Basic Identity information

  • name: The name of the parcel.
  • version: The version of the parcel.

The name and version fields are the fundamental fields that identify a parcel; only one parcel may provide a given (name, version) combination, and for any given name, Cloudera Manager will only consider one version to be active at a time, for a particular cluster.

Parcel directories must be named 'name-version' to match these two fields. Cloudera Manager will flag any parcel where this is not true as invalid.

Compressed parcel files must similarly be named 'name-version-distro_suffix.parcel' to be considered valid. See [here](Parcel Distro Suffixes) for details on distro suffixes.

Inter-parcel dependency information

  • depends: List parcels that must be present for this parcel to function. This parcel cannot be activated until the dependencies are present.
  • replaces: List parcels that are replaced by this parcel. This parcel cannot be activated until the replaced parcels are removed.
  • conflicts: List parcels that conflict with this parcel. Only one of the conflicting parcels can be active at a time.

These rules follow the the syntax used for Debian packages.

Providing tags

  • provides: This field is a list of strings, where each string is a tag that indicates that interesting functionality the parcel provides for services being managed by Cloudera Manager

When Cloudera Manager starts a process as part of a managed service, that process will require access to files from one or more parcels. Most obviously, the binary that's being run has to come from one parcel or another, but there may be plugins or extensions provided by other parcels. To avoid exposing every process to every parcel, we have a concept of tagging - where a parcel can publish tags and services can subscribe to them - in this way we can indicate what parcels should affect what processes.

We do not use parcel names for this purpose as that requires the service handler to know about all possible relevant parcels ahead of time - which is impossible when trying to account for parcels that provide plugins or extensions - we also did not want to restrict the ability for files to be moved between parcels, or for parcels to be consolidated or split apart.

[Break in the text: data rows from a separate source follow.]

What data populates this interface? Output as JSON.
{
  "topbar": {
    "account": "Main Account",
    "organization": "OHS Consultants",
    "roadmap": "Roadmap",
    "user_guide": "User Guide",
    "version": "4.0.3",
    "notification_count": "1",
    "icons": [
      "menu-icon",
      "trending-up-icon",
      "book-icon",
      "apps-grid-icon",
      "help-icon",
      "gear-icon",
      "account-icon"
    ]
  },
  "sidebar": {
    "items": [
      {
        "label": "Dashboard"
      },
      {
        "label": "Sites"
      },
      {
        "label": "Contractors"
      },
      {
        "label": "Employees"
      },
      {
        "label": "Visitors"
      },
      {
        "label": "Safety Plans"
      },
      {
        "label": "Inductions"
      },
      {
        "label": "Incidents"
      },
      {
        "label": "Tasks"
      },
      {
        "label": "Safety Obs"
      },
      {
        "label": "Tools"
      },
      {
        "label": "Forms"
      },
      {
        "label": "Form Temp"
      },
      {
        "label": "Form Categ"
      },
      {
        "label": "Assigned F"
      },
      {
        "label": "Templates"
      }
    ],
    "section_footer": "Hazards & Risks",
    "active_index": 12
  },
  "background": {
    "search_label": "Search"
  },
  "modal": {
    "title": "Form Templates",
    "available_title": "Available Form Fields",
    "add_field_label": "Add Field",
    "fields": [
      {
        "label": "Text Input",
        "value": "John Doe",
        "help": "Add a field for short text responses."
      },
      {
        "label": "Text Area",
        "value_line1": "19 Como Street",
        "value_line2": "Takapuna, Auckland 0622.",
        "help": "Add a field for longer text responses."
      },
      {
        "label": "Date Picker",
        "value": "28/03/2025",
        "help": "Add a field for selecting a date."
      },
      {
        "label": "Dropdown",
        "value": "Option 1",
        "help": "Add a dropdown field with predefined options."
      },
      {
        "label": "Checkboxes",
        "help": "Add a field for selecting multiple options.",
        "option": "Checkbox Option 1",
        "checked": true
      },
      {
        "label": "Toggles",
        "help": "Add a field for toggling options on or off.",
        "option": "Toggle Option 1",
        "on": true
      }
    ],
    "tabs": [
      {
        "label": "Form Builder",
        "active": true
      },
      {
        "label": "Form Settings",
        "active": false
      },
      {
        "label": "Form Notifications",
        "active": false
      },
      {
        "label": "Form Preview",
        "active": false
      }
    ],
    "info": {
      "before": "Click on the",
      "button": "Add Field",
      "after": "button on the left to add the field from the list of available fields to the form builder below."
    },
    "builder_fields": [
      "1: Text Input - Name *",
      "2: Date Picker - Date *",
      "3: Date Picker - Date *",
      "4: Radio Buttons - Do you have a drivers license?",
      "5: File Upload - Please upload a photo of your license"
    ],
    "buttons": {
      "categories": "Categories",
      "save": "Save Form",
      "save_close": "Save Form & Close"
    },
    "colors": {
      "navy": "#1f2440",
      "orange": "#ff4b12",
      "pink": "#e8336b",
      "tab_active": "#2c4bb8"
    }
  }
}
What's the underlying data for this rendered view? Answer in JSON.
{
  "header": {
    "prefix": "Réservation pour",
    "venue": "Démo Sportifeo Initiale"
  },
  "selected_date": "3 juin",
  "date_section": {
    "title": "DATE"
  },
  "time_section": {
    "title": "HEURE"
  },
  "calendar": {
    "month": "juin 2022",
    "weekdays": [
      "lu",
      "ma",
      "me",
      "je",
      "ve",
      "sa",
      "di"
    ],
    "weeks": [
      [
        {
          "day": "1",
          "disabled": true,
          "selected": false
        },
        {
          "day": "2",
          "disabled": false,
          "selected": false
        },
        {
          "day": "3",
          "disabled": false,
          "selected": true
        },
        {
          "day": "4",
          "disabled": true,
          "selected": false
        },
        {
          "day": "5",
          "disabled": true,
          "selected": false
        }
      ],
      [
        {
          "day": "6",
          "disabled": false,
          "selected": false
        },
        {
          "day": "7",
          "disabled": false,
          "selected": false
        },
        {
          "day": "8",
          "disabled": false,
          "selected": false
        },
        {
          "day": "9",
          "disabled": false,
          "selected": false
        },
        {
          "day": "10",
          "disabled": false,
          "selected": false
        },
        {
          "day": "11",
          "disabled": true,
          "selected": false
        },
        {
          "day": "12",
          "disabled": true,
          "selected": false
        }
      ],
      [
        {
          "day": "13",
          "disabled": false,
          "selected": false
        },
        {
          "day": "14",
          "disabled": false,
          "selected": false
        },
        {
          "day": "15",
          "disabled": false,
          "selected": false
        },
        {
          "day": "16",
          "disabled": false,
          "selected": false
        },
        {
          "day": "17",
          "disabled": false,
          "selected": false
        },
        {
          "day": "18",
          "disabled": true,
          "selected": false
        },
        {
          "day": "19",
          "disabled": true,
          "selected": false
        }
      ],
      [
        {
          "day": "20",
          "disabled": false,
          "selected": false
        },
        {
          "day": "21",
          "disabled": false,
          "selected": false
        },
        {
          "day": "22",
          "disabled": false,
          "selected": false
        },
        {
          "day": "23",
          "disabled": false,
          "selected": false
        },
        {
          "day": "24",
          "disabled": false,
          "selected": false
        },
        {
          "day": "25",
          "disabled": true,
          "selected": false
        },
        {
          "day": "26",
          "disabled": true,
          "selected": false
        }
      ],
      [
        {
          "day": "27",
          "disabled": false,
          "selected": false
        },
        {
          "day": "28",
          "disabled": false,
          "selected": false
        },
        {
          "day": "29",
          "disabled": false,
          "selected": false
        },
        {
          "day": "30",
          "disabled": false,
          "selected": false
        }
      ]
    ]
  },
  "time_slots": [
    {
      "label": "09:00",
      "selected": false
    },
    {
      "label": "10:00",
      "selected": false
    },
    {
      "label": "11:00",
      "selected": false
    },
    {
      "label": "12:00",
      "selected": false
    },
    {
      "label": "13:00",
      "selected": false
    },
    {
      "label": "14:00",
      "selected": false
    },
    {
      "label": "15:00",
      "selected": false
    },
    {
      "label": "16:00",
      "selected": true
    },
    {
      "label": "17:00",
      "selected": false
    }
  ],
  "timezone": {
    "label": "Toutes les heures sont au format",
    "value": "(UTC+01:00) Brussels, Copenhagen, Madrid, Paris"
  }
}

The service handlers built into Cloudera Manager look for a specific set of tags, and third party service handlers provided through CSDs can look for those tags or any new ones they wish to define. Likewise, parcels can provide those new tags so that a third party service handler can connect with a third party parcel.

See [here](Service-Parcel tags recognised by Cloudera Manager) for the list of tags recognised by the built-in service handlers

If the tag list is empty or a '*' entry is provided, then the parcel will affect all processes for all services. Do not do this without good reason, as Cloudera Manager will consider the parcel to be in-use as long as any process is using it, preventing it from being removed from the cluster; this can cause hassles for users if the processes don't really need the parcel.

Scripts

Currently, there is only one script that can be specified and used by Cloudera Manager, although that may change in the future.

  • defines: This script is sourced into the environment of each process that the parcel affects (based on the tags)

The 'defines' script does the real work to make a parcel's contents accessible to processes. This is a substantial topic, discussed [here](The Parcel Defines Script).